Teaching and Mentorship Opportunities

Academic Affairs offers a menu of options for those interested in gaining teaching and mentorship experience during their postdoctoral training.

As part of Fox Chase Cancer Center’s mission to train the next generation of medical professionals and scientists, Academic Affairs regularly hosts students groups from area high schools and colleges.  During the visits, the Center’s trainees design in-lab experiences for students, discuss careers in science and beyond over lunch, and give tours of the Cancer Center.

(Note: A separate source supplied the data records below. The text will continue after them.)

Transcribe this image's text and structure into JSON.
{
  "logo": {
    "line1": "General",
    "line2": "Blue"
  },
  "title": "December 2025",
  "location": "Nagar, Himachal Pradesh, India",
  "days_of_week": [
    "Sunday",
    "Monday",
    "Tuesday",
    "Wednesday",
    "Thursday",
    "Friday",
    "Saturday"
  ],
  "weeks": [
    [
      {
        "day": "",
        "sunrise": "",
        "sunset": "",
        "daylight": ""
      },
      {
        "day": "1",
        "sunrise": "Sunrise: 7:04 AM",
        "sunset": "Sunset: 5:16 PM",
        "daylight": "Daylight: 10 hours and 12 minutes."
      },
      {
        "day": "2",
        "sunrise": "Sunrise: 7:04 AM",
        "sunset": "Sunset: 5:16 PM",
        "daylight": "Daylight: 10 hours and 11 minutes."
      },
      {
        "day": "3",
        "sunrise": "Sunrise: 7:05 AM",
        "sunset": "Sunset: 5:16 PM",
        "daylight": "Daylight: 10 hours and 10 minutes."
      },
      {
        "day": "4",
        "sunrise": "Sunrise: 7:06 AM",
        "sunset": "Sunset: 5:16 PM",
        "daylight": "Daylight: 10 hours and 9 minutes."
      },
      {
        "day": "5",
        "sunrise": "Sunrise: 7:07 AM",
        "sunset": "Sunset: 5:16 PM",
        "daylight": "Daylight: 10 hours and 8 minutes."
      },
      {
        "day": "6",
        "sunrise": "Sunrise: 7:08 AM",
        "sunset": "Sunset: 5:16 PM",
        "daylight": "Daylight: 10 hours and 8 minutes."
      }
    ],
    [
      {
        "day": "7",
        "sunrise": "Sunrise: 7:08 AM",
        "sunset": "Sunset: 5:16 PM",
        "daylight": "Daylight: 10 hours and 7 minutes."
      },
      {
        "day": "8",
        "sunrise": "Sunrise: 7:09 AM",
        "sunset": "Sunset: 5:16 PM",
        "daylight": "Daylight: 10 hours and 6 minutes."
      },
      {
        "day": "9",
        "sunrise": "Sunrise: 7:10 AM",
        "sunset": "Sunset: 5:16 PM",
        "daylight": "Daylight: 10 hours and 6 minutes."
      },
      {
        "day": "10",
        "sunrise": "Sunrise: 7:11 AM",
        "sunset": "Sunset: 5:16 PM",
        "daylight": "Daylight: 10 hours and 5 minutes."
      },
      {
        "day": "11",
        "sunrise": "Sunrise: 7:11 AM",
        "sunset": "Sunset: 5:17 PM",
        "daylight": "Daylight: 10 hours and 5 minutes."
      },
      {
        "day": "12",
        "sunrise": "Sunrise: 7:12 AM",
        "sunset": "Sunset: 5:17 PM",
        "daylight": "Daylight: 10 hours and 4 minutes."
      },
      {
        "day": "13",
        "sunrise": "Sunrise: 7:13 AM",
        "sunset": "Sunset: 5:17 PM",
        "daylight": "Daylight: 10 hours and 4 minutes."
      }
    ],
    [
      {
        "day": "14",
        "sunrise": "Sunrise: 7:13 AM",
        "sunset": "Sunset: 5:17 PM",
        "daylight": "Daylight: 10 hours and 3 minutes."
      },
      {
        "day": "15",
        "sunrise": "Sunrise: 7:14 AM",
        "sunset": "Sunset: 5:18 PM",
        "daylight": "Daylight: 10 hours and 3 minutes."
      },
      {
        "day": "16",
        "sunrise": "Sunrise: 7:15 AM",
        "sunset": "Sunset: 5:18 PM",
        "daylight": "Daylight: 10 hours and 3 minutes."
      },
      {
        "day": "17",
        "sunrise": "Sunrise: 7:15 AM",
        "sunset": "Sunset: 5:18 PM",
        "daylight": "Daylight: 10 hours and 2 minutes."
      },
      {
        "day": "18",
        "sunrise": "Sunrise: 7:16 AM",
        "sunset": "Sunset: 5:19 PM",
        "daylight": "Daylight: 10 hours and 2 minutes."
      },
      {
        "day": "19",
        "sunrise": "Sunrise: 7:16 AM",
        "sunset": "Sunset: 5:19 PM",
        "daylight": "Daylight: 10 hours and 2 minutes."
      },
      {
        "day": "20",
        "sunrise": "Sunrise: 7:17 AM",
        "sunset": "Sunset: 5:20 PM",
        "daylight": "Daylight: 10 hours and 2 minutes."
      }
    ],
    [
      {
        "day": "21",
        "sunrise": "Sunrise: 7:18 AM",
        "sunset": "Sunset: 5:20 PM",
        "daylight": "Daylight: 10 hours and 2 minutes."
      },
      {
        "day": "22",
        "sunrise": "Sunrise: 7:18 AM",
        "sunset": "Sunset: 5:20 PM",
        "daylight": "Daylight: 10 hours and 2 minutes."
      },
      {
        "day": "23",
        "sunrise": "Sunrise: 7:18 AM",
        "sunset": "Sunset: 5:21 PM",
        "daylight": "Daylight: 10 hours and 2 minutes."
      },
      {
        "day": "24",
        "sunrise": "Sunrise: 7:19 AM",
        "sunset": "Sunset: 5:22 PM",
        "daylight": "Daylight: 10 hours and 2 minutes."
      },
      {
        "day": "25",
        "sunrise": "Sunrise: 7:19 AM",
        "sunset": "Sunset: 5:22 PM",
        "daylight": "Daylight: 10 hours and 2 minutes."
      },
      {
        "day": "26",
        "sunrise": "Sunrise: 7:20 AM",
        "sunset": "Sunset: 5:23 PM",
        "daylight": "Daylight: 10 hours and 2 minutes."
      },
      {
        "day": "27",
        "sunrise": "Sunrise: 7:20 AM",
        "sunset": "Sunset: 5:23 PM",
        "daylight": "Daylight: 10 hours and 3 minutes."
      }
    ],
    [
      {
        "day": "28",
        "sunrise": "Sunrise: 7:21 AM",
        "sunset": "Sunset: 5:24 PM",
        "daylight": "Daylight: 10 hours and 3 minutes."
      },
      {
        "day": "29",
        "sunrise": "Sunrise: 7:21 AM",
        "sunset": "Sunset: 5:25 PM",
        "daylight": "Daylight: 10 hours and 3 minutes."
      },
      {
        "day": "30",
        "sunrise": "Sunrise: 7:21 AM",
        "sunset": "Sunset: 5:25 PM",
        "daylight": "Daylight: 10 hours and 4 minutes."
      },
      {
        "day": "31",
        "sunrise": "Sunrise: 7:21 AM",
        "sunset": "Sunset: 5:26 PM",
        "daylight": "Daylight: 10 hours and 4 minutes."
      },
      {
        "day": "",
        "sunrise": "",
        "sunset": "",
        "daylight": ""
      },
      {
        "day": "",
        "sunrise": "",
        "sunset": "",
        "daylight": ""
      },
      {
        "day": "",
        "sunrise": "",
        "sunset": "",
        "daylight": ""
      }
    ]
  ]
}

Community Outreach Ambassador

To help our trainees be competitive for academic jobs that require teaching experience, Academic Affairs has established partnerships with area colleges to provide a spectrum of opportunities from serving as a guest lecturer to teaching full courses.  One such opportunity is the Special Topics: From Bench to Bedside course taught at Chestnut Hill College.  Originally designed by the Center’s postdocs and graduate students, the course aims to educate advanced undergraduates about the differences between cancer and normal cells along with the history and types of cancer therapy.  The focus of the experience is to provide the Center’s trainees with experience developing a syllabus, course content, impactful activities, and assessment tools.  Moreover, trainees learn how to deliver engaging lectures through team-focused meetings and practice talks.

Teaching Lecture-Based Courses at an undergraduate level

An important part of having a successful academic research career is to be adept at designing research questions and breaking them down into individual projects.  To provide trainees with this practice as well as gaining hands-on experience using the model organisms, Academic Affairs has established the Teen Research Internship Program (TRIP, http://www.tripinitiative.com/), a rigorous lab-based course for high school students who are motivated to explore their interests in science, technology, engineering, art, and math. During TRIP, the Cancer Center’s trainees teach high school students about the process of research including experimental design, data collection and analysis, and oral, written and graphical presentation.  Moreover, trainees learn how to engage students through hands-on and lecture-based activities.

Teaching Research-Based Courses

In addition to TRIP, there are several mechanisms to provide the Cancer Center’s trainees with opportunities to mentor high school and undergraduates throughout the year.  Currently Academic Affairs supports undergraduates through the FCCC Fellowship, University of Delaware-FCCC Fellowship and U54 Fellowships.